The Flash: Fastest Man Alive #13 is a comic book that features someone in red who usually runs very fast but is depowered and then killed. Since he’s not Barry Allen or Wally West, I’ve got nothing really invested in Bart Allen, the former Impulse, and this single issue does very, very little to make me care before slamming down on the Comics Character Reset Button. I’m sure there are people who love the character, though, and are holding vigils even as I type this.

Anyway, Tony Daniel is not an artist whose work I like, but he’s perfectly adequate for this. Marc Guggenheim’s script has a couple of really nice moments, but the suspension-of-disbelief meter was twitching a bit when a powerless Flash manages to stave off psychopathic criminals with super-awesome laser guns for ten minutes to save the world.

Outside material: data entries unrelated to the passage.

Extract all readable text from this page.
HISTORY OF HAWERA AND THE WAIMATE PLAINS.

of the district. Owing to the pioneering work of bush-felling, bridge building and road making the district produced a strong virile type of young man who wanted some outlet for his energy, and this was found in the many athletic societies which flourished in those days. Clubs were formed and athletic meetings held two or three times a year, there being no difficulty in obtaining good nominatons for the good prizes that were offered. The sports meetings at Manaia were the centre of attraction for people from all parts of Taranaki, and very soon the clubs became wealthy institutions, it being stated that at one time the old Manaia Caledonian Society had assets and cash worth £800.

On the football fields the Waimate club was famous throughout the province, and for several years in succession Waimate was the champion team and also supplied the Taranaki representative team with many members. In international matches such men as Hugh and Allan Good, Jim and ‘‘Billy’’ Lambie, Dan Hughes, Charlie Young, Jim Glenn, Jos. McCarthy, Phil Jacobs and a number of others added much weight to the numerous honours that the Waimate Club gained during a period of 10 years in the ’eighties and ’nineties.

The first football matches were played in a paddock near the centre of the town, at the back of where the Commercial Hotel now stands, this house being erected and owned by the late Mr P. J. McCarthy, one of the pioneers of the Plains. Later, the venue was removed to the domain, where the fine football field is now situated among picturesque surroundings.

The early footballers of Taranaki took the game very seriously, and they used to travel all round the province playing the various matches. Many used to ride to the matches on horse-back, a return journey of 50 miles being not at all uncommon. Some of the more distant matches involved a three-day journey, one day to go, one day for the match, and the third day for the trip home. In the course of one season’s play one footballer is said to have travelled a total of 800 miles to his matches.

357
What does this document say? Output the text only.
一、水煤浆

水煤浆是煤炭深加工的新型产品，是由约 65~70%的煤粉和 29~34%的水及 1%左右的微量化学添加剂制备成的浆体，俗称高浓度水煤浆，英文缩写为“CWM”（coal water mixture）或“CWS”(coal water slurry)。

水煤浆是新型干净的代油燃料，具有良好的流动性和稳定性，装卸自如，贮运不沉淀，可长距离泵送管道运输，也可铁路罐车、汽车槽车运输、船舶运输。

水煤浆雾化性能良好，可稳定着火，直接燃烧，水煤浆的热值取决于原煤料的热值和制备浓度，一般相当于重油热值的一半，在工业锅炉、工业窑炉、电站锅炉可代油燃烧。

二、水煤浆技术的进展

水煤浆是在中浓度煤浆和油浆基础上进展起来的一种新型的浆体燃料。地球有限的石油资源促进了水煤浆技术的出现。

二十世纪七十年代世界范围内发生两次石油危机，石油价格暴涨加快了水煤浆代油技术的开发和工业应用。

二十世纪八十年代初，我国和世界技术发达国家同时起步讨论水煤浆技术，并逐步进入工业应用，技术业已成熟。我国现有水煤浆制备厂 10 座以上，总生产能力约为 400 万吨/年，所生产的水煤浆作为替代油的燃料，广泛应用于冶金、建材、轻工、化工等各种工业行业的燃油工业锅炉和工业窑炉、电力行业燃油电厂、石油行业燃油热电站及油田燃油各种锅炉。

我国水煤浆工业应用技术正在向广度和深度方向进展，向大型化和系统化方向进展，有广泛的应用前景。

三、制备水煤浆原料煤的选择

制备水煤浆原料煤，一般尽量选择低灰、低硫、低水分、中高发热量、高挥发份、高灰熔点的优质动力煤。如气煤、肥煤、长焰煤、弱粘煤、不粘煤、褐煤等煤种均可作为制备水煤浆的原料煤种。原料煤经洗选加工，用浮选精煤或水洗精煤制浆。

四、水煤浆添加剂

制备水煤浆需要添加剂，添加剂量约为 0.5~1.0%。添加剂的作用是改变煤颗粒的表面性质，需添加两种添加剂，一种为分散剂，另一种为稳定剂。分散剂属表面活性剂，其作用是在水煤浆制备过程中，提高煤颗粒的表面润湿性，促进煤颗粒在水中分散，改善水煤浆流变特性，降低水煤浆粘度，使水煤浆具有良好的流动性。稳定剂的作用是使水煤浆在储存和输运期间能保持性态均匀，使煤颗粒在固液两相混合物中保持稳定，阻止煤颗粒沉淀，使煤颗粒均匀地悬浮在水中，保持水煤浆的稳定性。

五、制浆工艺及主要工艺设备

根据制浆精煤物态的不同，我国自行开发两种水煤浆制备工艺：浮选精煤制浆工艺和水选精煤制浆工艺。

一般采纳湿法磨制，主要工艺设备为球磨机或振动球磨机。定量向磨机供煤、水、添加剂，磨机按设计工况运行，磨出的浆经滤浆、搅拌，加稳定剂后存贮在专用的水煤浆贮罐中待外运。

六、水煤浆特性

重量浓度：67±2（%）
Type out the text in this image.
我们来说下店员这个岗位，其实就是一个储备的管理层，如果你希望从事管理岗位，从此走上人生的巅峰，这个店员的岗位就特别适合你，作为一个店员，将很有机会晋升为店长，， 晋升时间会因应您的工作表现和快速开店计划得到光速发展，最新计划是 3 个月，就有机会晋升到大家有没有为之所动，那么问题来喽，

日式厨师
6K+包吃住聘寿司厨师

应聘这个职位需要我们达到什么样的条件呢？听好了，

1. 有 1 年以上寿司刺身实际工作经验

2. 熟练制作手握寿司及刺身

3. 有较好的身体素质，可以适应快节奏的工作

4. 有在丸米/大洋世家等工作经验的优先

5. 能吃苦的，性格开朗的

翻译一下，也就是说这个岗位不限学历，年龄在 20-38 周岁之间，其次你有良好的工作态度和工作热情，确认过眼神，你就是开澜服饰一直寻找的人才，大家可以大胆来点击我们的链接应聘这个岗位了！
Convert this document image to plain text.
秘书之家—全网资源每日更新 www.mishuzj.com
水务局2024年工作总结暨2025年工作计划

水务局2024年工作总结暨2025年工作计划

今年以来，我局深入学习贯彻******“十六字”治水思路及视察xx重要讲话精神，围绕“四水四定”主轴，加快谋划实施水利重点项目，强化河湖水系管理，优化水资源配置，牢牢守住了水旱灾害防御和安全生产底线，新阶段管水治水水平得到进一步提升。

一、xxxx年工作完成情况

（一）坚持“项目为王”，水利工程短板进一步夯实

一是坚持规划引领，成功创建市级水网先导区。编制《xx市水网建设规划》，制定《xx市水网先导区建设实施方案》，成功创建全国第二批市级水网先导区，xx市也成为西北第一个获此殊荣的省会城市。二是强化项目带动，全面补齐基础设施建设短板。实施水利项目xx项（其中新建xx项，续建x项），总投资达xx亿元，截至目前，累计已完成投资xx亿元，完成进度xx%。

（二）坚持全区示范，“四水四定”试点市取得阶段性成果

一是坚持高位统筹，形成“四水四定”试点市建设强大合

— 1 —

What’s the point of your Freeze, Heat, or Lightning Rays if they can’t individually dispatch some schmuck? Oh, wait, it’s to make Allen look more heroic and the now-returned Wally West now has something to emo out over.

There’s some big brouhaha over how this was a “surprise” final issue and there’s going to be a return to the previous status quo. As it’s superhero comics, that’s par for the course and I can’t imagine anyone being particularly shocked or impressed. The Flash: Fastest Man Alive #13 is workmanlike, if distinctly non-thrilling superhero action.

The Highwaymen #1 is a competent, high-concept comic that reads like something that BOOM! or Markosia or the like would put out. This first issue is mostly setup for the series premise: a pair of professional couriers are (one still in the espionage game, the other retired) are reunited for one last gun-packed mission after fifteen years apart.

This is a very readable comic. Mark Bernardin and Adam Freeman’s script is nailed down tightly and opens up questions while clearly delineating what’s going on. Dialogue flows nicely (even if I think the character of McQueen tries a bit too hard to be British in that oh-yes-let’s-use-arse-again way) and the action sequences are handled deftly, moving along quickly while still giving readers the destruction porn that makes this sort of thing enjoyable.

I think this is the first time I’ve seen artist Lee Garbett’s work and I’m going to out and out praise it. He’s got a Dillon-esque knack for facial expressions and he’s got a strong sense of movement that makes those aforementioned action sequences zip along nicely.

Is there enough in this issue to justify $3 on its own? Yes, actually. If the rest of the series progresses this nicely, Wildstorm’s going to have another nice mainstream book to offer up to readers and/or Hollywood.